Quizzes, a.k.a. Seminar In-Class Writing Assignments, a.k.a. SINCWAs: Most seminars begin with a brief in-class writing assignment. Typically these ask you to comment on terms and quotations from the texts, though they do other things as well. One of the aims of the SINCWAs is to help faculty understand what sort of reader you are, and to see how you spontaneously engage with the central aims of texts. SINCWAs will help us to be better teachers, and to attend more closely to your individual needs as readers and writers.
Essays: Every other week beginning in week 2, you will complete a short (3-5 pages) interpretive essay on a text or a collection of texts.
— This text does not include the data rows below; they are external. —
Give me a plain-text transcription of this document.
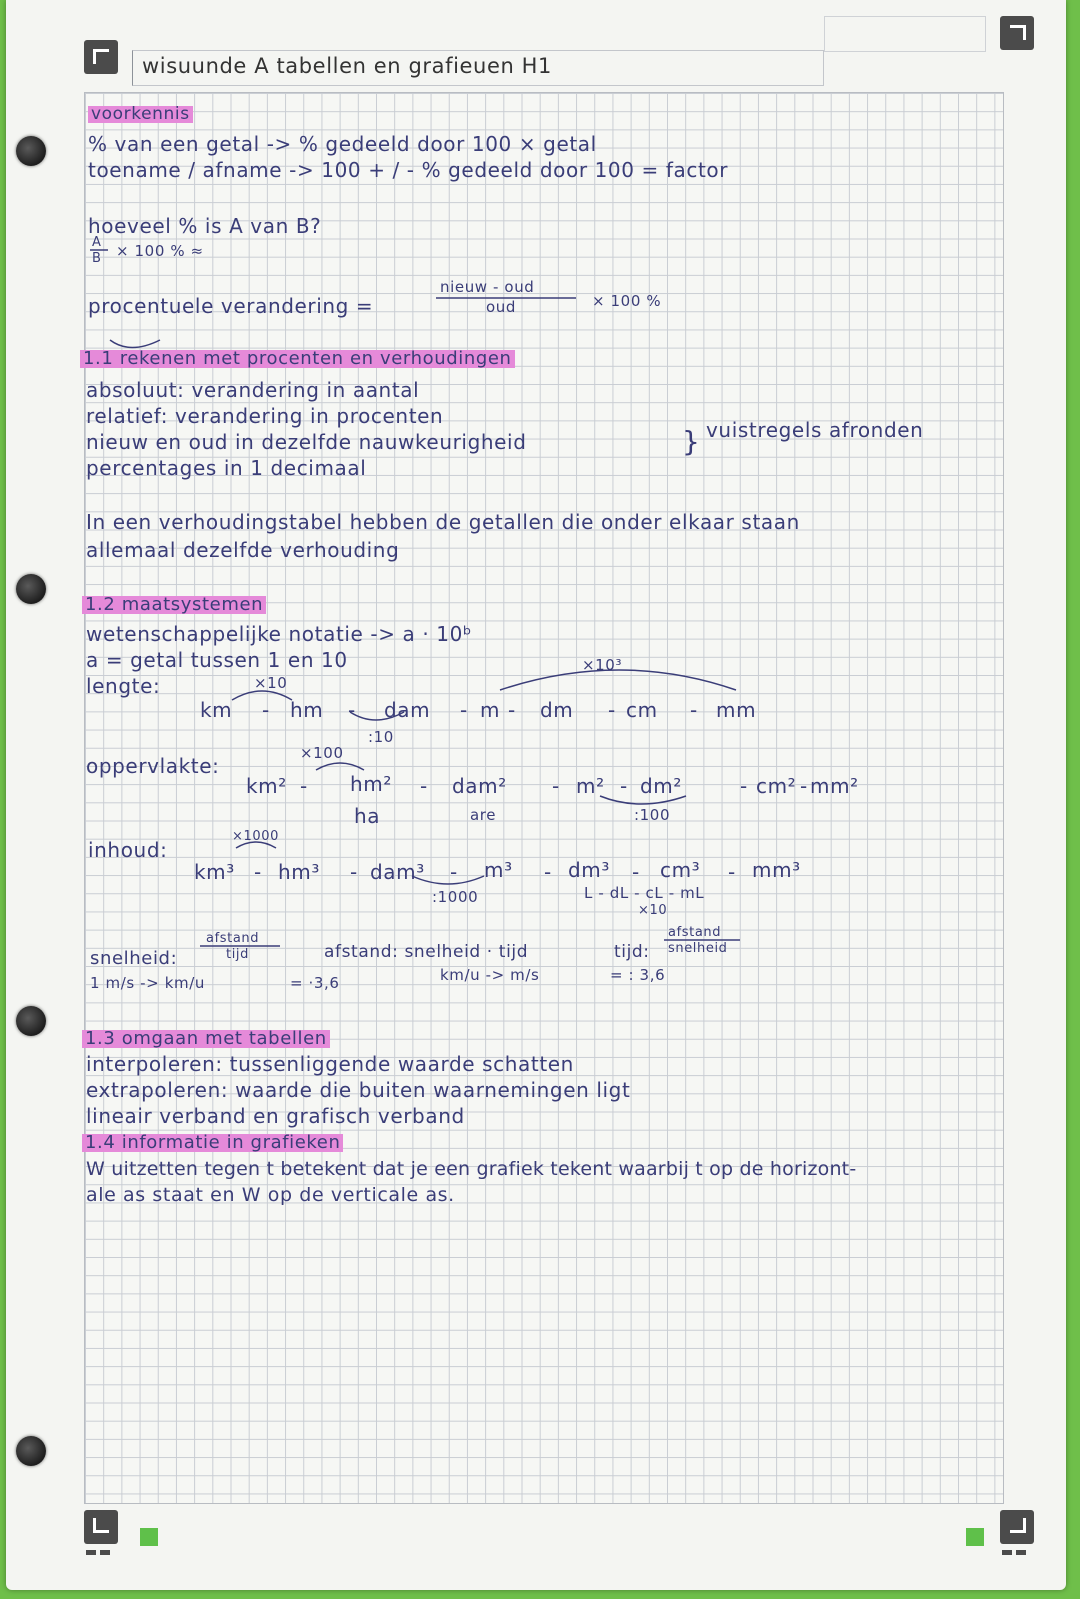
wisuunde A tabellen en grafieuen H1
voorkennis
% van een getal -> % gedeeld door 100 × getal
toename / afname -> 100 + / - % gedeeld door 100 = factor
hoeveel % is A van B?
A
B × 100 % ≈
procentuele verandering =
nieuw - oud
oud	× 100 %
1.1 rekenen met procenten en verhoudingen
absoluut: verandering in aantal
relatief: verandering in procenten
nieuw en oud in dezelfde nauwkeurigheid	} vuistregels afronden
percentages in 1 decimaal
In een verhoudingstabel hebben de getallen die onder elkaar staan
allemaal dezelfde verhouding
1.2 maatsystemen
wetenschappelijke notatie -> a · 10ᵇ
a = getal tussen 1 en 10
lengte:	×10
:10
×10³
km - hm - dam - m - dm - cm - mm
oppervlakte:
×100
:100
km² - hm² - dam² - m² - dm²	- cm² - mm²
ha	are
inhoud:
×1000
:1000
km³ - hm³ - dam³ - m³ - dm³ - cm³ - mm³
L - dL - cL - mL
×10
snelheid:
afstand
tijd
1 m/s -> km/u	= ·3,6
afstand: snelheid · tijd
km/u -> m/s	= : 3,6
tijd:
afstand
snelheid
1.3 omgaan met tabellen
interpoleren: tussenliggende waarde schatten
extrapoleren: waarde die buiten waarnemingen ligt
lineair verband en grafisch verband
1.4 informatie in grafieken
W uitzetten tegen t betekent dat je een grafiek tekent waarbij t op de horizont-
ale as staat en W op de verticale as.
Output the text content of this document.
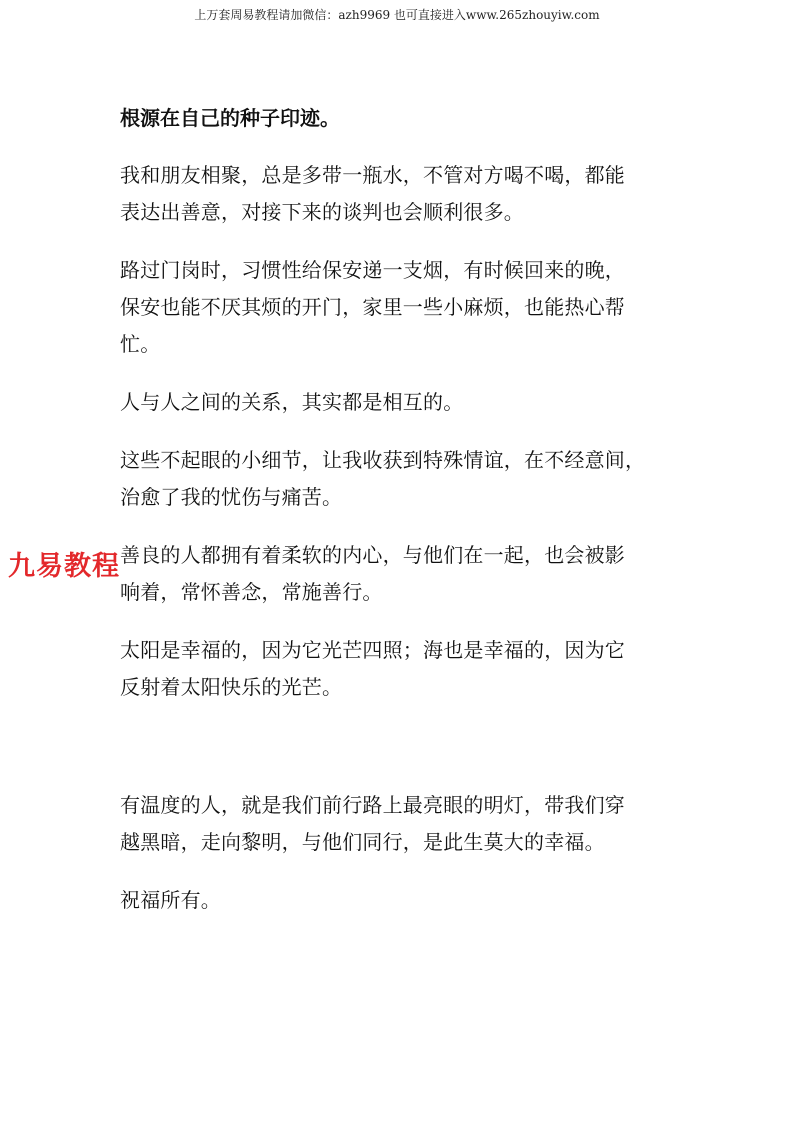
上万套周易教程请加微信：azh9969 也可直接进入www.265zhouyiw.com
根源在自己的种子印迹。
我和朋友相聚，总是多带一瓶水，不管对方喝不喝，都能
表达出善意，对接下来的谈判也会顺利很多。
路过门岗时，习惯性给保安递一支烟，有时候回来的晚，
保安也能不厌其烦的开门，家里一些小麻烦，也能热心帮
忙。
人与人之间的关系，其实都是相互的。
这些不起眼的小细节，让我收获到特殊情谊，在不经意间，
治愈了我的忧伤与痛苦。
善良的人都拥有着柔软的内心，与他们在一起，也会被影
响着，常怀善念，常施善行。
太阳是幸福的，因为它光芒四照；海也是幸福的，因为它
反射着太阳快乐的光芒。
有温度的人，就是我们前行路上最亮眼的明灯，带我们穿
越黑暗，走向黎明，与他们同行，是此生莫大的幸福。
祝福所有。
九易教程
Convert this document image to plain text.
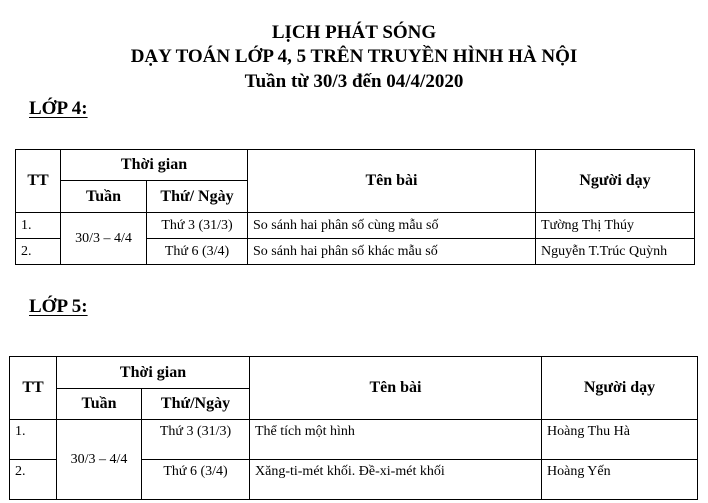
LỊCH PHÁT SÓNG
DẠY TOÁN LỚP 4, 5 TRÊN TRUYỀN HÌNH HÀ NỘI
Tuần từ 30/3 đến 04/4/2020
LỚP 4:
TT	Thời gian		Tên bài	Người dạy
	Tuần	Thứ/ Ngày		
1.	30/3 – 4/4	Thứ 3 (31/3)	So sánh hai phân số cùng mẫu số	Tường Thị Thúy
2.		Thứ 6 (3/4)	So sánh hai phân số khác mẫu số	Nguyễn T.Trúc Quỳnh
LỚP 5:
TT	Thời gian		Tên bài	Người dạy
	Tuần	Thứ/Ngày		
1.	30/3 – 4/4	Thứ 3 (31/3)	Thể tích một hình	Hoàng Thu Hà
2.		Thứ 6 (3/4)	Xăng-ti-mét khối. Đề-xi-mét khối	Hoàng Yến
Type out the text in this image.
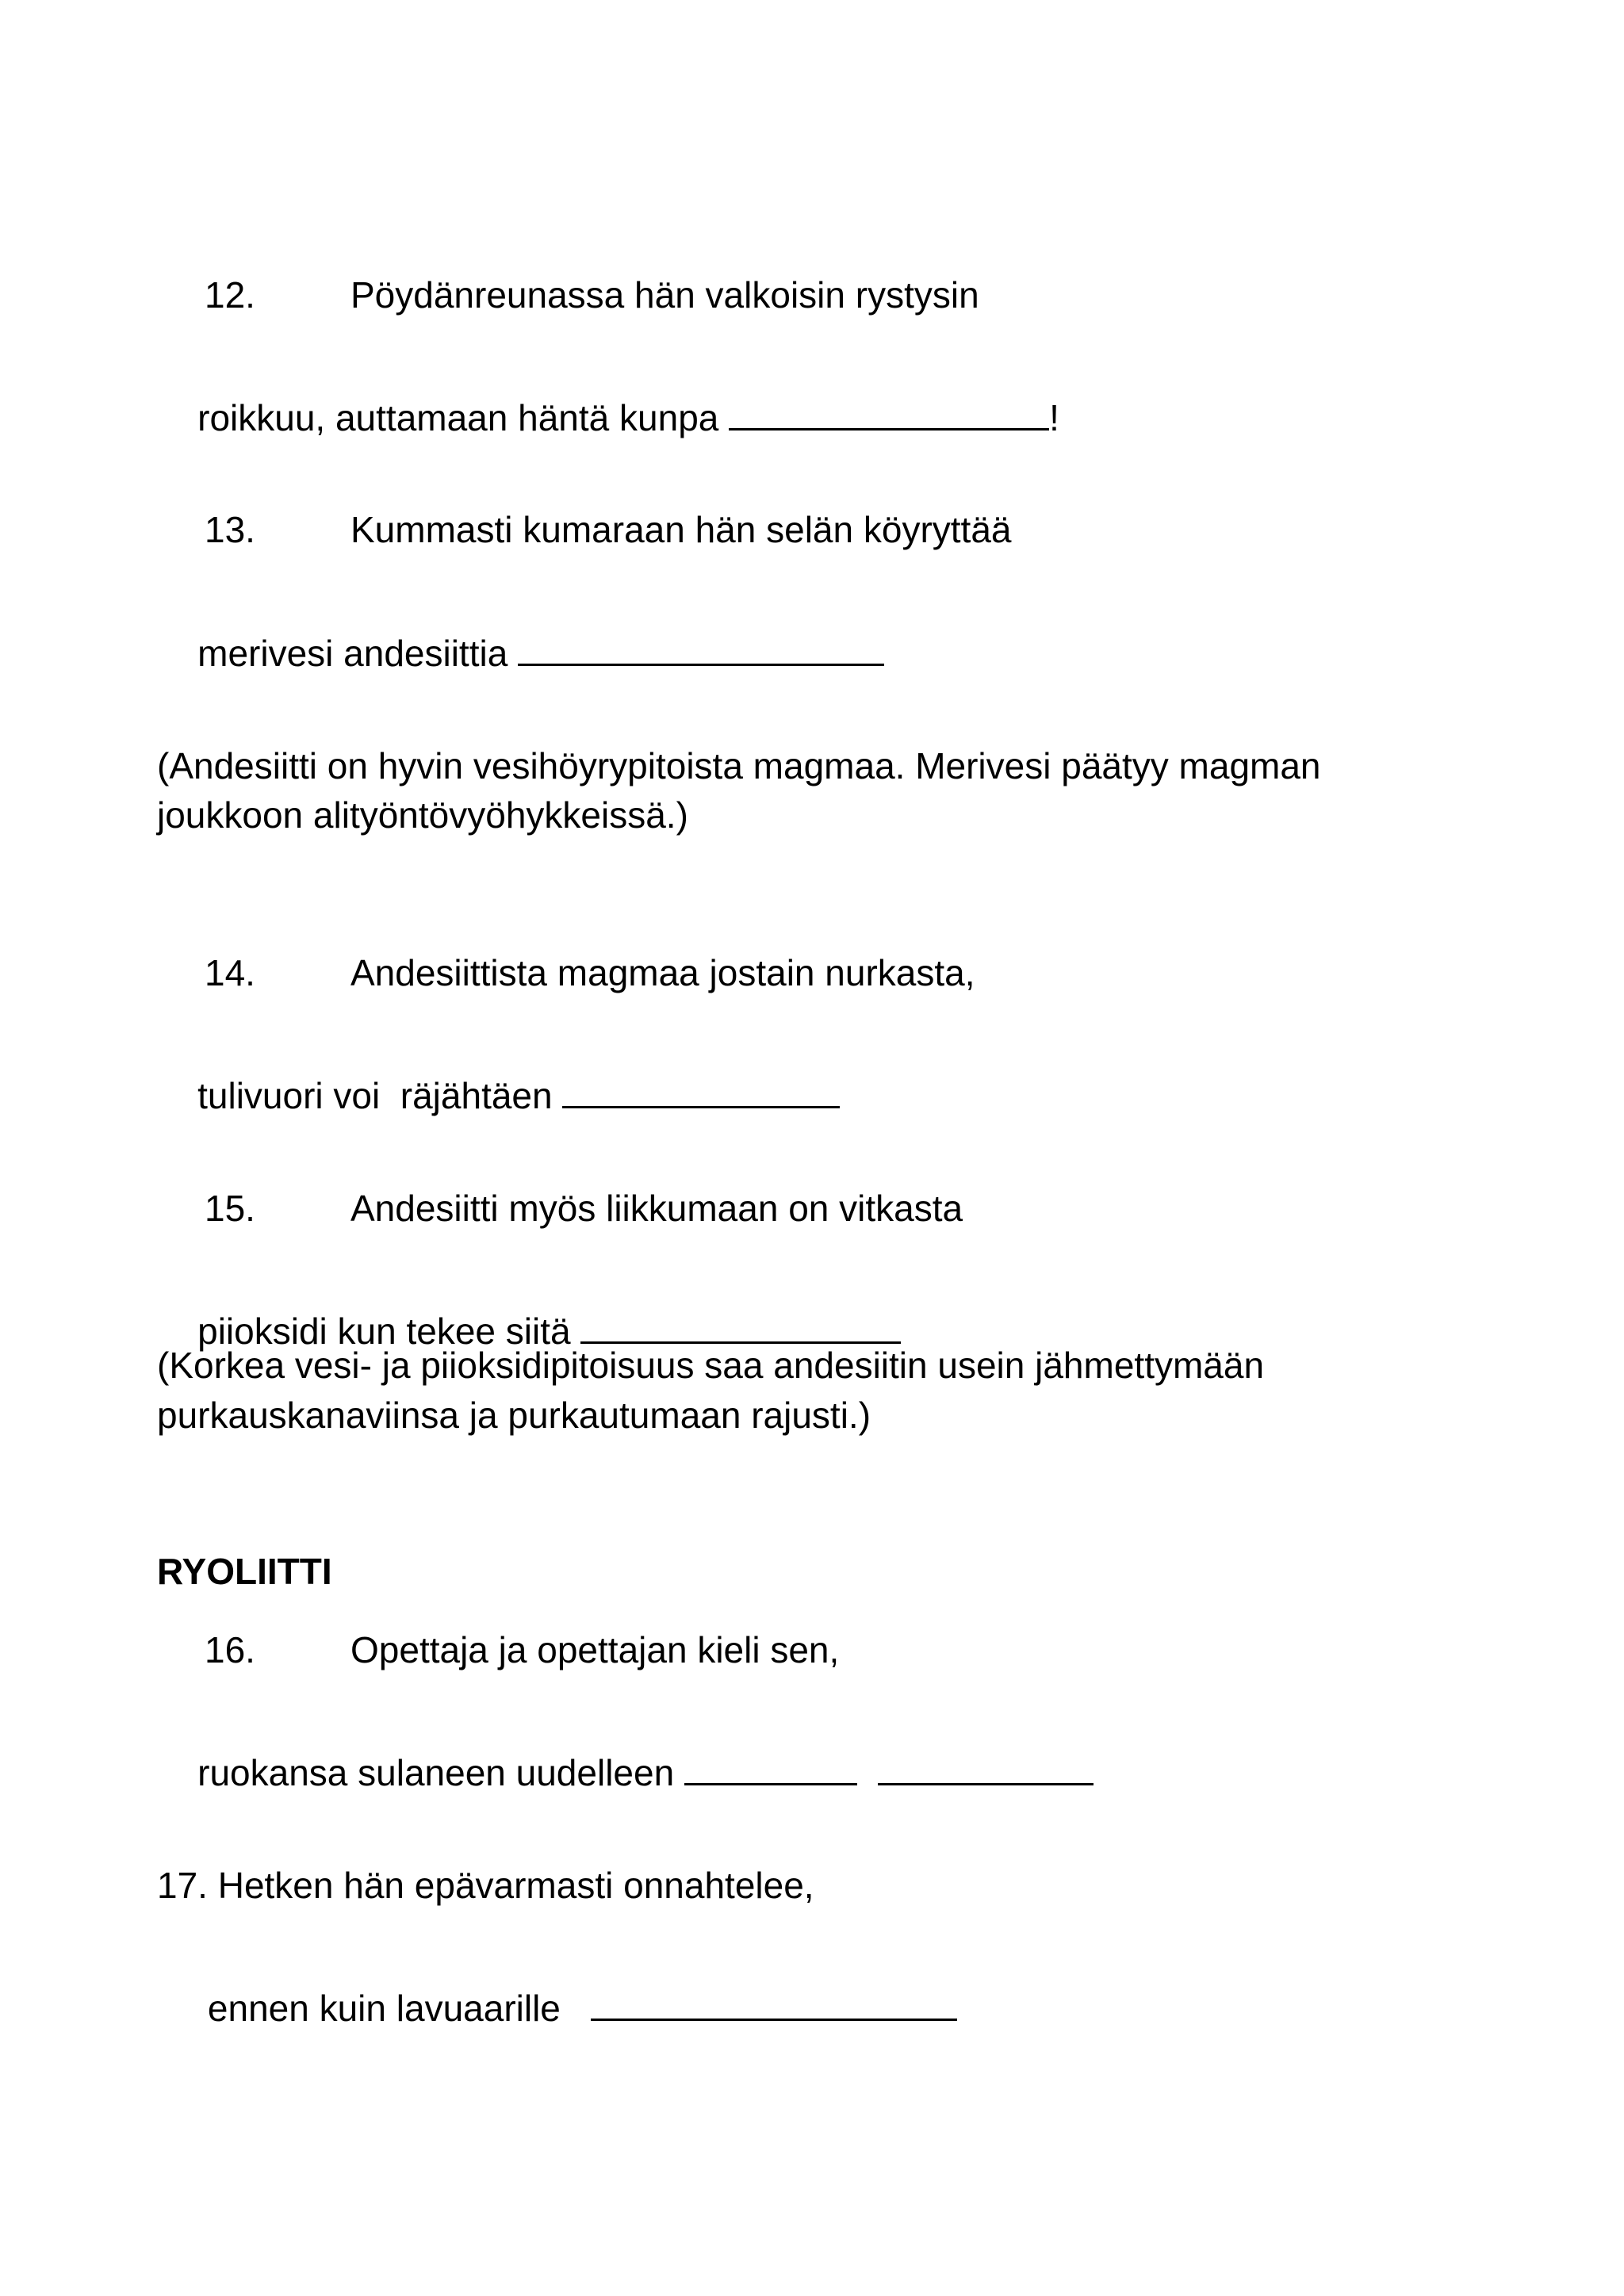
12.	Pöydänreunassa hän valkoisin rystysin

roikkuu, auttamaan häntä kunpa	!

13.	Kummasti kumaraan hän selän köyryttää

merivesi andesiittia

(Andesiitti on hyvin vesihöyrypitoista magmaa. Merivesi päätyy magman
joukkoon alityöntövyöhykkeissä.)
14.	Andesiittista magmaa jostain nurkasta,

tulivuori voi  räjähtäen

15.	Andesiitti myös liikkumaan on vitkasta

piioksidi kun tekee siitä

(Korkea vesi- ja piioksidipitoisuus saa andesiitin usein jähmettymään
purkauskanaviinsa ja purkautumaan rajusti.)
RYOLIITTI
16.	Opettaja ja opettajan kieli sen,

ruokansa sulaneen uudelleen

17. Hetken hän epävarmasti onnahtelee,

ennen kuin lavuaarille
In these, you discuss one or more passages in the text, stake an interpretive claim on the passages and the text as a whole, and argue for that claim. Essays will be exchanged online through a process to be described in class.
Critiques: During the weeks when your group is not posting an essay, you will serve as a Dedicated Reader (DR) for two other essayists. You collect their essays from the online site, read them, write marginal comments as you are so inspired, and compose a written critique in the form of a letter to the author. These critiques are writing assignments. Learning to be a good critic will help you to become a better writer. We will provide guidelines for these critiques before the first set is due.
Evaluations: At the end of the quarter, you will be required to write a self-evaluation and an evaluation of your seminar leader. At the end of your tenure in the program, you will be required to submit your self-evaluation for inclusion in your formal transcript. Your self-evaluation ought to represent your very best work of the quarter and speak honestly about your experience. We will conduct evaluation writing workshops at the end of each quarter to help you reflect on your work and write your evaluations.
Portfolios: Throughout the program, maintain a portfolio, which should include your SINCWAs, essays (including drafts), DR responses to your papers, your DR responses to colleagues’ papers, and, at the end of the quarter, your own self-evaluation, and any other academic work you choose to include. When the faculty write evaluations, they do so with portfolios open before them. We will explain the organization we require for portfolios in class. You cannot receive an evaluation, evaluation conference, or academic credit without turning in a complete portfolio on the date when it is due.